|My "wireless" charger for the HP Touchpad|
Which brings me to wireless charging.
This is the one technology that comes to mind where "wireless" is not wireless AT ALL. Look at the picture above. There is a long wire attached and mobility is surely not enhanced much if at all with this device. The actual name for this type of charging is "inductive" charging where an electromagnetic field is used to transfer energy. The issue with this is that there must still be physical contact to transfer the energy. Thus, it is not wireless at all. Awesome wireless energy transfer like what the great inventor Tesla has yet to make it into consumer hands. Wireless charging is a bit of a misnomer. Imagine being told that to use WiFi, you have to physically attach your laptop or device to something and leave it there. That would not be very wireless at all, would it?

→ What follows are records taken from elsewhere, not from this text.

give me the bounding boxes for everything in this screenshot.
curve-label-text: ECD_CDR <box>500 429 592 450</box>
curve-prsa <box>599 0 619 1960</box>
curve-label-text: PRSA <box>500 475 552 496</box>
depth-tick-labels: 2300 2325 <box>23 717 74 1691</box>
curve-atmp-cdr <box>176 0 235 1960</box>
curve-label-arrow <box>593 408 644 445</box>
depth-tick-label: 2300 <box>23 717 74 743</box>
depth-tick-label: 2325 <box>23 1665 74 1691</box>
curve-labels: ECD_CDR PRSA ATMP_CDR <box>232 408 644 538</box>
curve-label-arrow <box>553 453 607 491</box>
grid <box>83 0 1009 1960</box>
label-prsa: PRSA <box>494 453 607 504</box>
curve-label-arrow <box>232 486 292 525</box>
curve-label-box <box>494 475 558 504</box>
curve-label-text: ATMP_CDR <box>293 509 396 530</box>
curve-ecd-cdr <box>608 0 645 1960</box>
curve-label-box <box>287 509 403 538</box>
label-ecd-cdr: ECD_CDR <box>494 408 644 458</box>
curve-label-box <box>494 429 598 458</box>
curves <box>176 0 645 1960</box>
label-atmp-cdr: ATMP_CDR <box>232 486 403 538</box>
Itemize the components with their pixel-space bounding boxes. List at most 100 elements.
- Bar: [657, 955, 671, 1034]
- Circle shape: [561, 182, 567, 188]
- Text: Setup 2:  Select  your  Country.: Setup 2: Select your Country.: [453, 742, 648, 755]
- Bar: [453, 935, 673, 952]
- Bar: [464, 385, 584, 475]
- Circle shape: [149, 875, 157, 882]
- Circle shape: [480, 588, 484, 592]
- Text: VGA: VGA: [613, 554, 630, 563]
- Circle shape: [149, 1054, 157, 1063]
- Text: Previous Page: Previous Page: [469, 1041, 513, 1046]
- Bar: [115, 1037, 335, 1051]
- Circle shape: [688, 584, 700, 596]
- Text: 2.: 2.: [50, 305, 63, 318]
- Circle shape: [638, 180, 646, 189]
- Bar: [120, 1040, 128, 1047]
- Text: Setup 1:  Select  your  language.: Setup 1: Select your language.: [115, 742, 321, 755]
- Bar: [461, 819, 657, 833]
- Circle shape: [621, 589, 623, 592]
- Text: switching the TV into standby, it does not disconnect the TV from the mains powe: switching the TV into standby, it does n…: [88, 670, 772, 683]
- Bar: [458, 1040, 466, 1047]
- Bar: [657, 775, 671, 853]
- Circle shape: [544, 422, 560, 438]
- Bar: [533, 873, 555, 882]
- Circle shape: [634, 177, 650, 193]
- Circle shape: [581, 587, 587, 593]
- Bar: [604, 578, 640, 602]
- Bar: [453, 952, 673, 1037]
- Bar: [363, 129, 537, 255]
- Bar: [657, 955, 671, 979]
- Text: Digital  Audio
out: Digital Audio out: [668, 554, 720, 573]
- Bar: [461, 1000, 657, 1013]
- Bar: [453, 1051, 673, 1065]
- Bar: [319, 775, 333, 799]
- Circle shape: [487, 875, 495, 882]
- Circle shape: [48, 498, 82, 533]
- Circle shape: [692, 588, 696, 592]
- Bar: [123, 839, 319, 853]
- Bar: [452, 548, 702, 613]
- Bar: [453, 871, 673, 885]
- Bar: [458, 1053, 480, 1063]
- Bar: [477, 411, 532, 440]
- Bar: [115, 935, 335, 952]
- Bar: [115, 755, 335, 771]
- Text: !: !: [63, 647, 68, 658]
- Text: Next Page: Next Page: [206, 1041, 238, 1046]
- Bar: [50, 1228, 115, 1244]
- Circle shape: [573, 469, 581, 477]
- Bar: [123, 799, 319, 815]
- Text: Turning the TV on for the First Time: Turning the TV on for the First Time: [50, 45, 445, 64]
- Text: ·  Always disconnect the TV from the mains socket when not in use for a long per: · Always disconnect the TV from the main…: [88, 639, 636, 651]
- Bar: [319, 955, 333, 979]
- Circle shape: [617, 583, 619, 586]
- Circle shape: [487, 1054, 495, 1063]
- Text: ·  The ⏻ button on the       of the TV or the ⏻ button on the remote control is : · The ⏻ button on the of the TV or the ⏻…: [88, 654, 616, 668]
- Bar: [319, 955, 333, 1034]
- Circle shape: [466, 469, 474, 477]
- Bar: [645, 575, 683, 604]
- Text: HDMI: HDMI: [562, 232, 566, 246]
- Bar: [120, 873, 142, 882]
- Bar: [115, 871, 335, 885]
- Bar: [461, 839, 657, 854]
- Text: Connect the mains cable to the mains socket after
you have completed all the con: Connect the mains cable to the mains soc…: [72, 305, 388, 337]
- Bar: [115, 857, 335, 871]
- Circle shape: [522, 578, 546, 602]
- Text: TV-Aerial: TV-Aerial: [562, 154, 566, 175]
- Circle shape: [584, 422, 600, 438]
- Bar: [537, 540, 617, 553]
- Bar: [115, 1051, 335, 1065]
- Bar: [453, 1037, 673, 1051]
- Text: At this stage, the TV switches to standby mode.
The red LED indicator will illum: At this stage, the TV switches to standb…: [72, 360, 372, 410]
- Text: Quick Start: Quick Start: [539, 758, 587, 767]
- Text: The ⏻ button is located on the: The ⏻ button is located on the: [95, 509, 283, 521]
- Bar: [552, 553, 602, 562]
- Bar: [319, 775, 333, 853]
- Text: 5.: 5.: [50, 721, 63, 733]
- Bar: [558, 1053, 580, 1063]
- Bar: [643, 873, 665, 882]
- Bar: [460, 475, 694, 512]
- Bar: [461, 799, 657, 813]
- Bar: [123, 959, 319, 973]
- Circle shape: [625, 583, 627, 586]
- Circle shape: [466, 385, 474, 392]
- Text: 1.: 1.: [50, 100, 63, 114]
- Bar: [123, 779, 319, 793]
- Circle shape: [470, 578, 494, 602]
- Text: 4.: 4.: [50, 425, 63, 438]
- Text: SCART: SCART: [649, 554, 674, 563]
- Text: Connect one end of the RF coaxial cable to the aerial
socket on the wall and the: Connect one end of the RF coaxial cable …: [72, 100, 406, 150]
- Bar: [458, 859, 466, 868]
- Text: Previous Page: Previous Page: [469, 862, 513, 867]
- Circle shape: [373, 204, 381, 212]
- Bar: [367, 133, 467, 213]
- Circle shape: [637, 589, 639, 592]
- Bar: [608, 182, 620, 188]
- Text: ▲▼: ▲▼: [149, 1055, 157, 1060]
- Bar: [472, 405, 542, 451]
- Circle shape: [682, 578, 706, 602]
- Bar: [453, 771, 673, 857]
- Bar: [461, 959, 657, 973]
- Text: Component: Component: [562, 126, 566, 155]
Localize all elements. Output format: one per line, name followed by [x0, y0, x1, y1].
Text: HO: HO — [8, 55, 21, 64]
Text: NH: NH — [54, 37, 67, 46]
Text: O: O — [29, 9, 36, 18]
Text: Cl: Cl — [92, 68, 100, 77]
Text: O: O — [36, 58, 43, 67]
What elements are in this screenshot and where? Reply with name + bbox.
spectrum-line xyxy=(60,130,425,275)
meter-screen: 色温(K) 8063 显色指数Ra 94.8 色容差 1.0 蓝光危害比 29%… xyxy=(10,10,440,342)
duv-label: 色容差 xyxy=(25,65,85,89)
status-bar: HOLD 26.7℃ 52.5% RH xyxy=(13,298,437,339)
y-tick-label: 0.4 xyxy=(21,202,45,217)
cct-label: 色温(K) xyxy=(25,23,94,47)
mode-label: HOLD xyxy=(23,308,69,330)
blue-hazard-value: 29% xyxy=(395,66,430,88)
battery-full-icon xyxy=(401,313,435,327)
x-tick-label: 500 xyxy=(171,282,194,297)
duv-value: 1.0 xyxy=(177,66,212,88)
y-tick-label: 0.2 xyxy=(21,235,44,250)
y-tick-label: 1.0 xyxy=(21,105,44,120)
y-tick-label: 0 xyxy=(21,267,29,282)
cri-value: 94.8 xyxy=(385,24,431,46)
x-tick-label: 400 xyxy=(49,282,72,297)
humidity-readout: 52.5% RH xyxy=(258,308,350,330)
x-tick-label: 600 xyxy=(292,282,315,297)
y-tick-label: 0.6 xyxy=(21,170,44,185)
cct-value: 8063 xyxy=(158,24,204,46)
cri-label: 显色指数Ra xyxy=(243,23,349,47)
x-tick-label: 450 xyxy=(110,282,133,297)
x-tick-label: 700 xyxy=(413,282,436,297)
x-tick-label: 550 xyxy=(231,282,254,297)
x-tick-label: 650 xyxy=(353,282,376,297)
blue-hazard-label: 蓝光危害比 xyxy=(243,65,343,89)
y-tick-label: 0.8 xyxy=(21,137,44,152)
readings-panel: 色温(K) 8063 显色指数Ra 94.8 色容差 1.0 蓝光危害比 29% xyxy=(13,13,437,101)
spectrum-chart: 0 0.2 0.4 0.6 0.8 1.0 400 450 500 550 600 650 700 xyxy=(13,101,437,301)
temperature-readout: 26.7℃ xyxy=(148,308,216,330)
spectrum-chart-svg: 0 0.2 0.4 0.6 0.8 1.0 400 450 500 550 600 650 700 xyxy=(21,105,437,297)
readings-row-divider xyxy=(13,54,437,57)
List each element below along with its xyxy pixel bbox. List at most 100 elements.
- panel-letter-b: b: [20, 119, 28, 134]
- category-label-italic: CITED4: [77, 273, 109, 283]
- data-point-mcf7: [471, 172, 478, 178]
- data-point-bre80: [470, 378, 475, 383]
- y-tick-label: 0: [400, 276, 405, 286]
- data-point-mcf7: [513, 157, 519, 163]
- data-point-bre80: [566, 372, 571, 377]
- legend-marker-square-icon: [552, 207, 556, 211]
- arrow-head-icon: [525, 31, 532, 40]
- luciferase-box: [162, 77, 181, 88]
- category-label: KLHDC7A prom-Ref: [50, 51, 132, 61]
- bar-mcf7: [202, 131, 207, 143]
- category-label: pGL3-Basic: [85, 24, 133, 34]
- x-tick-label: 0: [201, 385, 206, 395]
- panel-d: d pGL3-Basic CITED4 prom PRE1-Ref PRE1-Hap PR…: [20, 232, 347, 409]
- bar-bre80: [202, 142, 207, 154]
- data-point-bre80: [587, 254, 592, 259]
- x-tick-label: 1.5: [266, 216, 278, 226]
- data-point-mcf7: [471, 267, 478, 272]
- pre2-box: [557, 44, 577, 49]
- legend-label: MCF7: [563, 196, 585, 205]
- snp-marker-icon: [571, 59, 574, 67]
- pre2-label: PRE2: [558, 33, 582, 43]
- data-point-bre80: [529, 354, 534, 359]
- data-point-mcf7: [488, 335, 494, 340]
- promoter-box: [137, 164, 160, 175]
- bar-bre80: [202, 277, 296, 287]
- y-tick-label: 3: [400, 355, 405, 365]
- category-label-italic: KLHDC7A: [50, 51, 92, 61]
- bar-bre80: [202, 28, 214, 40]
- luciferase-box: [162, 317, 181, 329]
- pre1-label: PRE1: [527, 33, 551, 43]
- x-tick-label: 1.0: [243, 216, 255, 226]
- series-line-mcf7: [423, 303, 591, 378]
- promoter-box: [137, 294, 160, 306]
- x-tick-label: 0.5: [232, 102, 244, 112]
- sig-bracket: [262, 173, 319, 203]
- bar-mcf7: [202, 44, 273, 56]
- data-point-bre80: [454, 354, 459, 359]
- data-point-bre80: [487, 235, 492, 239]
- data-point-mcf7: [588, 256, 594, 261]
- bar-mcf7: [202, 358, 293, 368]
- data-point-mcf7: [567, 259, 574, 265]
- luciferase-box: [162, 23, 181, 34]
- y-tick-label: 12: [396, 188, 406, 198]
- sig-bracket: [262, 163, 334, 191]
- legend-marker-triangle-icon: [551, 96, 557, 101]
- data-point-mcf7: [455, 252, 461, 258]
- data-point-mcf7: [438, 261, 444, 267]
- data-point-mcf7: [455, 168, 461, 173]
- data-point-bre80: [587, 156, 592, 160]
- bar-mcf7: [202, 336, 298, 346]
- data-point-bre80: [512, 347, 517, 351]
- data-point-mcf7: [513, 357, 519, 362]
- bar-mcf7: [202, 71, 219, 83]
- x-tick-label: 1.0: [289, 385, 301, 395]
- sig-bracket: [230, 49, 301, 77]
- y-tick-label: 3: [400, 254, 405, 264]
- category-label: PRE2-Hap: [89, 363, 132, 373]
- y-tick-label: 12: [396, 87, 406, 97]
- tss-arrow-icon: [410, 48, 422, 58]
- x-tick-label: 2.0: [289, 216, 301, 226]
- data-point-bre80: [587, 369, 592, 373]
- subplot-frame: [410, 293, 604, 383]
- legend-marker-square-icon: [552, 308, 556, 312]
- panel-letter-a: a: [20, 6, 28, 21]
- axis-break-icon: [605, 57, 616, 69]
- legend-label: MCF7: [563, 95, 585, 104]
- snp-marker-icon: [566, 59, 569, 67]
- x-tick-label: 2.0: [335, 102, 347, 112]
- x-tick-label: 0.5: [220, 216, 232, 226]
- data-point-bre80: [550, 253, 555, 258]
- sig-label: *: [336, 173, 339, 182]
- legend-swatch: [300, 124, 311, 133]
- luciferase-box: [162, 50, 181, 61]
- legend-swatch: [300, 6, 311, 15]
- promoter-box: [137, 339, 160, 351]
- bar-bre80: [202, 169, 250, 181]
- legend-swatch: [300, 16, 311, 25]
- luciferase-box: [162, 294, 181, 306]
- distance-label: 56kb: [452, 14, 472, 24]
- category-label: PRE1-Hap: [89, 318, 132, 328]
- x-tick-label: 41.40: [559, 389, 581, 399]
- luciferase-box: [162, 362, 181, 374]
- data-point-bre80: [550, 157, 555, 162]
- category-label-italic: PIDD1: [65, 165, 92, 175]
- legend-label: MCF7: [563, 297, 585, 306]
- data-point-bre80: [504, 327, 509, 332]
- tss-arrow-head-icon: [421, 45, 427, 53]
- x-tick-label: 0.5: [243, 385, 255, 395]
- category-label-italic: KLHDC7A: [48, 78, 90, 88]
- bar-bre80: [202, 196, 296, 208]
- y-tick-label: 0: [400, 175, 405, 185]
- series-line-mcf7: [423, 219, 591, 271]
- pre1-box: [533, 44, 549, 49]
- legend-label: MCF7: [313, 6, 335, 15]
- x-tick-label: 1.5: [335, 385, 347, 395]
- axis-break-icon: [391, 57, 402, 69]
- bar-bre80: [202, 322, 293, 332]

|My HP Touchpad "Wirelessly" charging.|
With that said there are positive and negative aspects to inductive charging. The one positive thing that I can think about is if your device has a "picture frame" option. You can't beat the clean look or wireless charging. Android and WebOS devices have this feature built in via "Daydream" and "Exhibition" modes. When you connect the device to the inductive charger, it simply turns on a special mode similar to a screensaver on a PC. It can show weather, pictures, news, etc. It's very slick actually.
|Flipboard running on "Daydream" mode via Android 4..3 Jellybean|
Sadly, this will wear your screen and battery down much faster and shorten the life of your device in the long run but chances are that the tech enthusiast will replace their device long before that becomes an issue. It sure is pretty though.
Summarizing the negative aspects however:
- You are still tethered to a wire.
- You lose mobility of your device.
- It's expensive compared to traditional port charging.
- There are multiple incompatible standards.
Those are just a few things to think about, and if you come up with a more accurate name then feel free to leave it in the comments section. Maybe a marketing guru will use it to their advantage in the future.